In Gorman v. Wolpoff & Abramson, LLP, __ F.3d __ 2009 WL 57091 (9th Cir. 2009) the Court of Appeals for the Ninth Circuit held, among other things, that FCRA does not pre-empt Civil Code 1785.25 of the CCRAA.  This holding overrules multiple district court opinions to the contrary, and is opposite to the California Court of Appeal’s decision on December 31, 2008 in Liceaga v. Debt Recovery Solutions, L.L.C. __ Cal.App.4th __ 2008 WL 5392184 (2008). The Court of Appeals for the Ninth Circuit in Gorman explained:

Because the plain language of the preemption provision does not apply to private rights of action, and because the likely purpose of the express exclusion was precisely to permit private enforcement of these provisions, we hold that the private right of action to enforce  Cal. Civ. Code section 1785.25(a) is not preempted by the FCRA.

The Court of Appeals for the Ninth Circuit also set and applied the standard a furnisher of credit information must undertake in response to a consumer dispute with a Credit Reporting Agency, adopting a standard of “reasonableness”:

As we have noted, the term “investigation” on its own force implies a fairly searching inquiry. It is thus likely that, if anything, the “reasonable” qualifier with regard to re investigations by CRAs signals a limitation on the CRAs’ duty, not an expansion of it beyond what “investigation” itself would signal. And, indeed, the statute goes on to spell out the CRA’s investigative duty in some detail, requiring, inter alia, that the CRA provide notification of the dispute within five business days of receipt of notice of a dispute. The furnisher’s investigation obligation under § 1681is triggered by receiving the CRA notification, required as a central aspect of the CRA’s own investigation, and includes the obligation to “report the results of [its] investigation to the [CRA].” § 1681s2-(b)(1)(C). In other words, the CRA’s “reasonable reinvestigation” consists largely of triggering the investigation by the furnisher. It would make little sense to deem the CRA’s investigation “reasonable” if it consisted primarily of requesting a superficial, unreasonable investigation by the furnisher of the information.
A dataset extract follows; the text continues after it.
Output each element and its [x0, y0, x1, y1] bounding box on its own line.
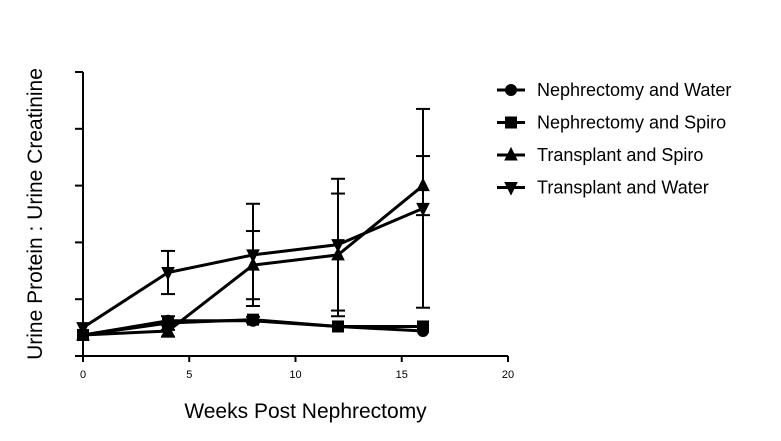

The Court of Appeals for the Ninth Circuit did impose certain obligations on the consumer, noting:

We agree that “[w]hether a reinvestigation conducted by a furnisher in response to a consumer’s notice of dispute is reasonable … depends in large part on … the allegations provided to the furnisher by the credit reporting agency.” Krajewski v. Am. Honda Fin. Corp. 557 F.Supp.2d 596, 610 (E.D.Pa. 2008). Without any indication in the allegations that the initial investigation lacked reliability or that new information was available to discover, MBNA’s decision not to repeat a previously-conducted investigation cannot have been unreasonable. Congress could not have intended to place a burden on furnishers continually to reinvestigate a particular transaction, without any new information or other reason to doubt the result of the earlier investigation, every time the consumer disputes again the transaction with a CRA because the investigation was not resolved in his favor. Thus, although reliance on a prior investigation can be unreasonable, cf. Bruce v. First U.S.A. Bank, Nat’l Ass’n, 103 F.Supp.3d 1143-44 (E.D.Mo. 2000) (concluding that a furnisher’s investigation was not necessarily reasonable when an initial investigation was deficient for, among other reasons, failing to contact the consumer), that was not the case here.

Finally, the Court of Appeals for the Ninth Circuit found adopted the Court of Appeals for the Fourth Circuit’s standard in Saunders v. Branch Banking and Trust of Virginia, __ F.3d. __ (4th Cir. 2008), where a furnisher fails to report an account as disputed after reinvestigation.

It is true, as we have said, that a furnisher’s initial failure to comply with this requirement is not privately enforceable. But as the Fourth Circuit noted, this does not excuse the furnisher’s failure to correct the omission after investigating pursuant to § 1681s-2(b). See  Saunders, 526 F.3d at 150.  The purpose of § 1681s-2(b) is to require furnishers to investigate and verify that they are in fact reporting complete and accurate information to the CRAs after a consumer has objected to the information in his file. See Johnson, 357 F.3d at 431.  (“[Congress] create[d] a system intended to give consumers a means to dispute-and, ultimately, correct-inaccurate information on their credit reports.”). A disputed credit file that lacks a notation of dispute may well be “incomplete or inaccurate” within the meaning of the FCRA, and the furnisher has a privately enforceable obligation to correct the information after notice. § 1681s-2(b)(1)(D). We thus conclude that the statute permits Gorman to bring his claim regarding MBNA’s failure to report the charge still disputed.